IMMM 2018 - The Eighth International Conference on Advances in Information Mining and Management
July 22, 2018 - July 26, 2018
IMMM 2018: Tutorials
T1. Artificial Neural Networks: Practices, Needs and Future Developments
Prof. Dr. Ian Flood, University of Florida, USA
The tutorial provides a review of artificial neural network (ANN) methods, and their current and future potential for application to the analysis, modeling and control of complex systems. A brief history of ANNs is first presented along with a review of their present scope of application and their recent advances. This is followed by a review of the outstanding issues with the approach, in particular (i) the black-box nature of ANN solutions; (ii) the lack of extensibility of ANN solutions; and (iii) the geometric relationship between the size of the dataset required to train an ANN and the complexity of the problem being tackled. Emerging solutions and potentially fruitful future directions for dealing with these issues are then considered.
The tutorial then provides a rigorous methodology that must be followed to ensure the validity and value of the ANN product, covering the steps: strategizing; data collation and assessment; model development; model evaluation and final selection; final validation; and implementation. Overall, the tutorial is designed to provide researchers embarking on an ANN based study with an overview of when it is appropriate to use this technology, what type of system to adopt, how to ensure development of a successful end-product, and where the technology is leading.
T2. Heterogeneous Embedded Computer Architectures and Programming Paradigms for Enabling Internet of Things (IoT)
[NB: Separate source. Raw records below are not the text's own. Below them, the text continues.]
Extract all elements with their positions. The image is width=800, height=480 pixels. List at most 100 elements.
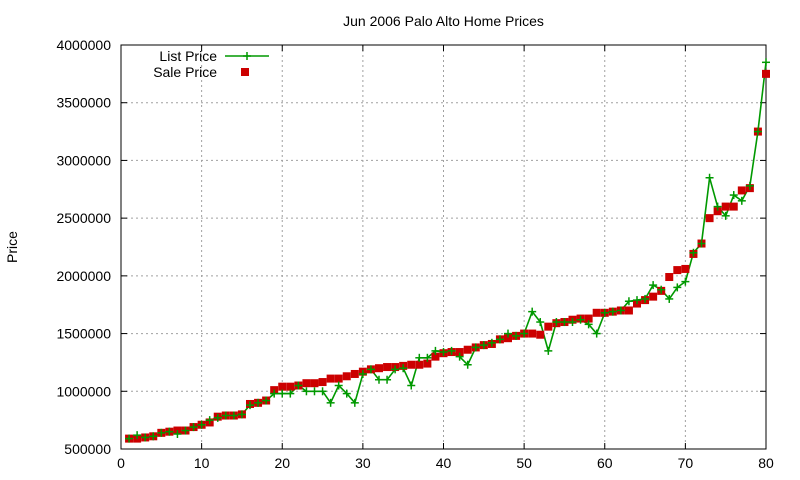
list-price-point <box>762 58 770 67</box>
list-price-point <box>681 277 690 286</box>
list-price-point <box>173 429 182 438</box>
x-tick-label: 80 <box>758 455 774 471</box>
list-price-point <box>463 360 472 369</box>
list-price-point <box>665 294 674 303</box>
list-price-point <box>391 365 400 374</box>
list-price-point <box>713 202 722 211</box>
list-price-point <box>471 343 480 352</box>
sale-price-point <box>383 363 392 372</box>
series-layer <box>125 58 770 443</box>
list-price-point <box>407 381 416 390</box>
y-axis-label: Price <box>4 231 20 263</box>
list-price-point <box>753 127 762 136</box>
list-price-point <box>310 387 319 396</box>
sale-price-point <box>729 202 738 211</box>
x-tick-label: 0 <box>117 455 125 471</box>
list-price-point <box>149 432 158 441</box>
sale-price-point <box>584 314 593 323</box>
sale-price-point <box>673 266 682 275</box>
list-price-point <box>560 318 569 327</box>
list-price-point <box>576 315 585 324</box>
y-tick-label: 3000000 <box>56 152 111 168</box>
sale-price-point <box>278 382 287 391</box>
list-price-point <box>415 353 424 362</box>
list-price-point <box>423 353 432 362</box>
x-tick-label: 50 <box>516 455 532 471</box>
sale-price-point <box>665 273 674 282</box>
list-price-point <box>721 211 730 220</box>
list-price-point <box>455 352 464 361</box>
sale-price-point <box>415 360 424 369</box>
list-price-point <box>165 427 174 436</box>
legend-label-sale-price: Sale Price <box>153 64 217 80</box>
sale-price-point <box>762 69 770 78</box>
list-price-point <box>697 239 706 248</box>
list-price-point <box>536 318 545 327</box>
list-price-line <box>128 62 767 440</box>
sale-price-point <box>649 292 658 301</box>
x-tick-label: 60 <box>597 455 613 471</box>
sale-price-point <box>455 348 464 357</box>
sale-price-point <box>423 359 432 368</box>
y-tick-label: 2000000 <box>56 268 111 284</box>
list-price-point <box>189 423 198 432</box>
legend-marker-sale-price <box>241 68 249 76</box>
list-price-point <box>745 181 754 190</box>
list-price-point <box>366 365 375 374</box>
list-price-point <box>286 389 295 398</box>
list-price-point <box>512 331 521 340</box>
sale-price-point <box>375 364 383 373</box>
sale-price-point <box>310 379 319 388</box>
list-price-point <box>358 369 367 378</box>
list-price-point <box>262 396 271 405</box>
list-price-point <box>229 411 238 420</box>
sale-price-point <box>350 369 359 378</box>
y-tick-label: 1500000 <box>56 326 111 342</box>
list-price-point <box>399 364 408 373</box>
sale-price-point <box>544 322 553 331</box>
list-price-point <box>221 411 230 420</box>
list-price-point <box>246 401 254 410</box>
list-price-point <box>608 307 617 316</box>
list-price-point <box>383 375 392 384</box>
legend-label-list-price: List Price <box>159 48 217 64</box>
list-price-point <box>689 248 698 257</box>
y-tick-label: 1000000 <box>56 383 111 399</box>
list-price-point <box>552 318 561 327</box>
sale-price-point <box>407 360 416 369</box>
list-price-point <box>600 308 609 317</box>
sale-price-point <box>318 378 327 387</box>
sale-price-point <box>624 306 633 315</box>
list-price-point <box>479 341 488 350</box>
list-price-point <box>205 416 214 425</box>
list-price-point <box>544 346 553 355</box>
list-price-point <box>616 306 625 315</box>
sale-price-point <box>713 207 722 216</box>
sale-price-point <box>342 372 351 381</box>
sale-price-point <box>592 308 601 317</box>
list-price-point <box>487 338 496 347</box>
y-tick-label: 4000000 <box>56 37 111 53</box>
list-price-point <box>737 196 746 205</box>
chart-title: Jun 2006 Palo Alto Home Prices <box>343 13 544 29</box>
sale-price-point <box>681 264 690 273</box>
sale-price-point <box>737 186 746 195</box>
y-tick-label: 500000 <box>64 441 111 457</box>
list-price-point <box>157 428 166 437</box>
list-price-point <box>431 346 440 355</box>
list-price-point <box>624 297 633 306</box>
x-tick-label: 20 <box>274 455 290 471</box>
sale-price-point <box>705 214 714 223</box>
list-price-point <box>181 426 190 435</box>
y-tick-label: 2500000 <box>56 210 111 226</box>
legend: List Price Sale Price <box>153 48 269 80</box>
list-price-point <box>633 296 641 305</box>
sale-price-point <box>536 330 545 339</box>
sale-price-point <box>504 334 512 343</box>
sale-price-point <box>463 345 472 354</box>
list-price-point <box>141 433 150 442</box>
list-price-point <box>649 281 658 290</box>
list-price-point <box>447 346 456 355</box>
list-price-point <box>495 335 504 344</box>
Prof. Dr. Charles Liu, California State University, Los Angeles, USA
Internet of Things (IoT), arguably the hottest topic across different technical communities today, refers to the network of devices connected to the Internet. It is projected that 30.73 billion devices will be connected to the Internet by 2020. Such devices typically need to be “smart”, and hence, are embedded with a computational component to support data acquisition, processing, storage, or exchange. For instance, IoT-connected vehicles can 1) acquire data from different onboard sensors, 2) process data for ambient traffic/road conditions, object recognitions, and cognitive in-car companion applications, and 3) exchange data for proactive in-car services, faster crash responses, infotainment, traffic management, and big data analytics.
Nowadays, heterogeneous computer architectures are being explored to enhance the computational performance given the size and power constraints of embedded systems. Commercial products are available to utilize the aggregate computational power generated from CPUs, GPUs, and other special purpose processors. Each processing component along with its programming paradigm can be specialized to serve the processing of a subset of the computational tasks. Typically, a general-purpose CPU is the best fit to decision-making tasks, while a GPU providing higher performance in image/video processing. The integration of a heterogeneous computing system is non-trivial. The allocation of tasks and the development of data pipelines across different computational stages are critical to performance enhancements. This tutorial introduces the state-of-the-arts, case studies, opportunities, and challenges in developing such heterogenous embedded systems for facilitating further discussions.
T3. The Communication of Criminal Groups on the Internet – New Approaches in Predictive Policing
Prof. Dr. Dirk Labudde, University of Applied Sciences Mittweida, Germany
The digitalization process has led to drastic changes in our ways of interhuman communication. Today, digital media has become our society’s primary communication platforms. Such platforms, such as social network websites and fora, are partially comprised of open and private groups. Although quite similar to groups of anonymous individuals in the real world, such closed online groups yield different psychological and sociological categories of behavior and communication as compared to their real world counterparts. This aspect poses as major obstacle in criminal investigations conducted by governmental agencies. Difficulties in reacting and treating this new level of anonymity has given rise to a demand for novel computational techniques, which on the one hand are required to handle the vast and ever-growing amount of data, but on the other hand are expected to yield sensitivity appropriate for forensic investigations.
Furthermore, this anonymity has become the basis for novel kinds of crime. In this respect, the implementation and well-targeted spreading of fake news as well as the utilization of social bots are only two examples to be named here. Recent cases for such techniques have been large-scale manipulation of stock markets and share prices of individually targeted companies or entire holding groups.
Generally, the Internet allows criminals to plan, arrange and conduct criminal activities both on the Internet itself and outside in the real life. New algorithms and strategies can help investigators to elucidate and prevent crime. Classic predictive policing approaches can be transferred and extended to virtual groups. The term „anonymity” plays a crucial role in, e.g., the Tor network and led to the emergence of the Darknet, which is in turn linked to the visible part of the Internet. This opens up new possibilities of analysis, which can lead to the evidence, but also to the prediction of criminal events. In this tutorial the focus is on virtual groups and their communication and on presentation of computer-aided applications in this field.